March 3, 2017 12:06 PM   Subscribe

Company X had a few different openings that I feel I am reasonably qualified for. I applied to the one that looked like the best match, only to get an automated email a few days later that the search for that position has been put on hold. What's my best approach for applying to the other open positions?

The opening I already applied for was a strategic role, that search has been paused but "they're keeping my resume on file". I am also interested in some of the more technical analyst positions. The strategic position is a bit of a stretch but more what I'm looking to do in the long-run, the analyst position is closer to what I'm doing now. I'd obviously prefer the former, but would honestly be happy with either job.

The way the qualifications are worded (it's a startup), there's enough overlap that I could resubmit the same cover letter with minor changes, but it seems disingenuous to not acknowledge that I already expressed interest in a substantially different role with the company.

I was thinking I'd write a new shorter note and append the original cover letter, something along the lines of:
Dear Company X,
   I'm writing to apply for Analyst Position.

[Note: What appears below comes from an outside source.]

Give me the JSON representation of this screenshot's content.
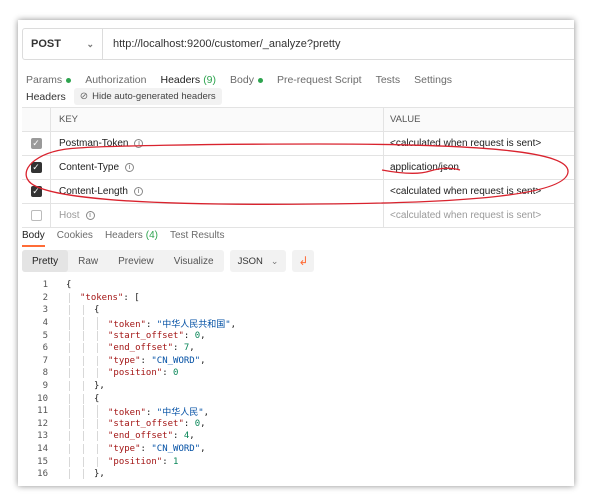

I initially applied for Strategy Job and was disappointed to learn that that search has been put on hold. I'm very interested in working for Company X and I think my qualifications would also be a good fit for Analyst Position.
   In addition to the strategic responsibilities I mentioned in my initial letter (see attached), I have experience doing technical analysty stuff blah blah blah.
   I'm excited about Industry and think that my background would make me an asset for Company X in either of these roles. Please let me know if you have any questions about my application or my interest in these positions.
Thoughts? Better ideas? Is this just going to get me kicked out of the running for both positions?
posted by yeahlikethat to Work & Money (4 answers total) 2 users marked this as a favorite
I think your approach is very sound; if this gets you kicked out of the running this isn't a company you want to work for.
posted by randomkeystrike at 12:29 PM on March 3, 2017

It sounds good to me. I'm not a hiring manager, but if I was I would appreciate the heads-up.
posted by tacodave at 3:00 PM on March 3, 2017

I think it looks good. The one thing I'd be worried about as a manager is a sign that you're just trying anything you're vaguely qualified for.

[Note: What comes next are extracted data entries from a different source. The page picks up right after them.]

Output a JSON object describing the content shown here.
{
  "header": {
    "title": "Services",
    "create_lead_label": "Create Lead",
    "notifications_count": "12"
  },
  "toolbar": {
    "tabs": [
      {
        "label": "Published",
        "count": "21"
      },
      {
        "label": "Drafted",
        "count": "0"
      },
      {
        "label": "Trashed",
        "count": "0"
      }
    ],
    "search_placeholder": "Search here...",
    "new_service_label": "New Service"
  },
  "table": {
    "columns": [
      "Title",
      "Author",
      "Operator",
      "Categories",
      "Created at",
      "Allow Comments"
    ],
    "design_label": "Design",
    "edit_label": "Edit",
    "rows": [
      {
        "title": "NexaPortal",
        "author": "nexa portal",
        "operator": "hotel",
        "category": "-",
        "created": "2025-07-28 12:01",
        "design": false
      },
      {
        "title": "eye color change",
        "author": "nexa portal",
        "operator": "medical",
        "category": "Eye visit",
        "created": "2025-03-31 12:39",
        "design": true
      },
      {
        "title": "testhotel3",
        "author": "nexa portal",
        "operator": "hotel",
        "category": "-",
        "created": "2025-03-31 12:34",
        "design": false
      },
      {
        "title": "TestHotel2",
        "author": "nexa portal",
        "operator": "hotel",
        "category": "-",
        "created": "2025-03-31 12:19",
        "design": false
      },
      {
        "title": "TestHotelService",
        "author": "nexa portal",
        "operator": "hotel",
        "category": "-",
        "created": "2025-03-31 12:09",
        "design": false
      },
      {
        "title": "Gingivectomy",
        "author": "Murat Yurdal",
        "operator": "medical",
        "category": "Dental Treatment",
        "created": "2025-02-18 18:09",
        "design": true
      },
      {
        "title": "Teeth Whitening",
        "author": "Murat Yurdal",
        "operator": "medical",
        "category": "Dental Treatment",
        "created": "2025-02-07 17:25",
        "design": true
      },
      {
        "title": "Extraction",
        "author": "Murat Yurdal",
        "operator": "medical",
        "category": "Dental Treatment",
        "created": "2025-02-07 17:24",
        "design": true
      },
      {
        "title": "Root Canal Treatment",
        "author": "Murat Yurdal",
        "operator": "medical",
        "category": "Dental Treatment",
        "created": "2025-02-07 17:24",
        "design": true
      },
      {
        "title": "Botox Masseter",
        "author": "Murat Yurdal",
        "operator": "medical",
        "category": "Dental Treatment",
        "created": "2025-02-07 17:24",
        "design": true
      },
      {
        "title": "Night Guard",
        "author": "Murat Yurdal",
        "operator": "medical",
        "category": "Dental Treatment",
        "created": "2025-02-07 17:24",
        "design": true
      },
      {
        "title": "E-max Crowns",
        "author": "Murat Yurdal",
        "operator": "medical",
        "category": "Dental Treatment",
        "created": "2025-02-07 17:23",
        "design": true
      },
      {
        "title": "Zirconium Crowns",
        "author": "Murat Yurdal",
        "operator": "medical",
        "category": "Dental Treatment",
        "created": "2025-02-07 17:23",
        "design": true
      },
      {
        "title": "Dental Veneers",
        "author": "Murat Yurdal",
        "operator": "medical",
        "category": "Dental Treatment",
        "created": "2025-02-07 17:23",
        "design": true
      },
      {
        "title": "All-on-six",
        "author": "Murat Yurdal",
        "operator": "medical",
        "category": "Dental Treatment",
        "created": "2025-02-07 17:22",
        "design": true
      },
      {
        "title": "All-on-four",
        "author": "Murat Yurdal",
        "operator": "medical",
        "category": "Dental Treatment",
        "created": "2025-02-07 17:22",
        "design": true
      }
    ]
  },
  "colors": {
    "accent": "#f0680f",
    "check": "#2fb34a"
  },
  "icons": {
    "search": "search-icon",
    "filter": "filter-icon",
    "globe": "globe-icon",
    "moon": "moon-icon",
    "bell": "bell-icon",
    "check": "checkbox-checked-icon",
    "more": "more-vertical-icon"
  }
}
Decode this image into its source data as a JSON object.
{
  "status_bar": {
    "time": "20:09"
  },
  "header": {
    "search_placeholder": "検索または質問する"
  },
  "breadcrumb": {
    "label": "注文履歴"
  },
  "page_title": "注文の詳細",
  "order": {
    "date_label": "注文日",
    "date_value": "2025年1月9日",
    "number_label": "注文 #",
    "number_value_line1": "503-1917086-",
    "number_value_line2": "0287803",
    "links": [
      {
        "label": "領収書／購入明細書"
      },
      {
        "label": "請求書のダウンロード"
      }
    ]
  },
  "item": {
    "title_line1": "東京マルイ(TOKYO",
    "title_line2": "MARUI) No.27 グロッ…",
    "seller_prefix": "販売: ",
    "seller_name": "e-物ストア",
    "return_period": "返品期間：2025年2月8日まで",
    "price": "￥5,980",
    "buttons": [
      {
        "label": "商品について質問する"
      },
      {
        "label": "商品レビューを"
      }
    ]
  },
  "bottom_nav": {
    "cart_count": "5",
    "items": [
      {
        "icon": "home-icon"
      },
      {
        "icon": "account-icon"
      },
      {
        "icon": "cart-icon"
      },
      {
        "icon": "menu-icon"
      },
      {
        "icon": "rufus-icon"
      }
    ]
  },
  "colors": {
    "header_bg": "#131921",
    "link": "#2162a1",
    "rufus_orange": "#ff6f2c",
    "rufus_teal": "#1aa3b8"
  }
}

You could word the opening to the second paragraph to allay that fear, something like "Although my long term career goal is to move into more strategic areas, the current analytical position actually matches my background even more closely because etc."

Normally I'd say don't do anything to hint that you wouldn't be perfectly happy dying of old age without leaving the job you applied for, so perfect for you is the position. But it's a startup, they might really appreciate that you want to grow and take on new repsonsibilities. Also has the advantage of being true.

As always, my tastes are idiosyncratic so take this as an idea more than advice.
posted by mark k at 8:49 PM on March 3, 2017

I'd resubmit and mention it in the cover letter, but I'd spin it positively: emphasize that you're reeeeeally interested in their company, and that you wanted to clarify that you are not exclusively interested in the strategy position, but also feel you could be a good fit in the other open positions, because... [enumerate awesome characteristics].

I would be cautious expressing a long-term interest in strategy (or management, or whatever), if that isn't an iron-clad goal of yours. If it is, and you don't want to work for a company that doesn't provide that path, sure. But if you aren't committed to that career track I'd leave it out.

At a lot of companies, particularly small ones, emphasizing aggressive career-advancement goals, particularly into management or leadership or strategy positions, can be viewed as a negative in the hiring process for more junior, particularly technical, positions. First because existing staff feel that it's threatening ("oh man I don't want to hire this person they're going to want to take over and run everything in a year..."), second because the growth trajectories of small companies are sometimes uncertain and they may not want to hire someone who's going to leave if the company doesn't grow quickly enough to let them move into management (or strategy or whatever) quickly.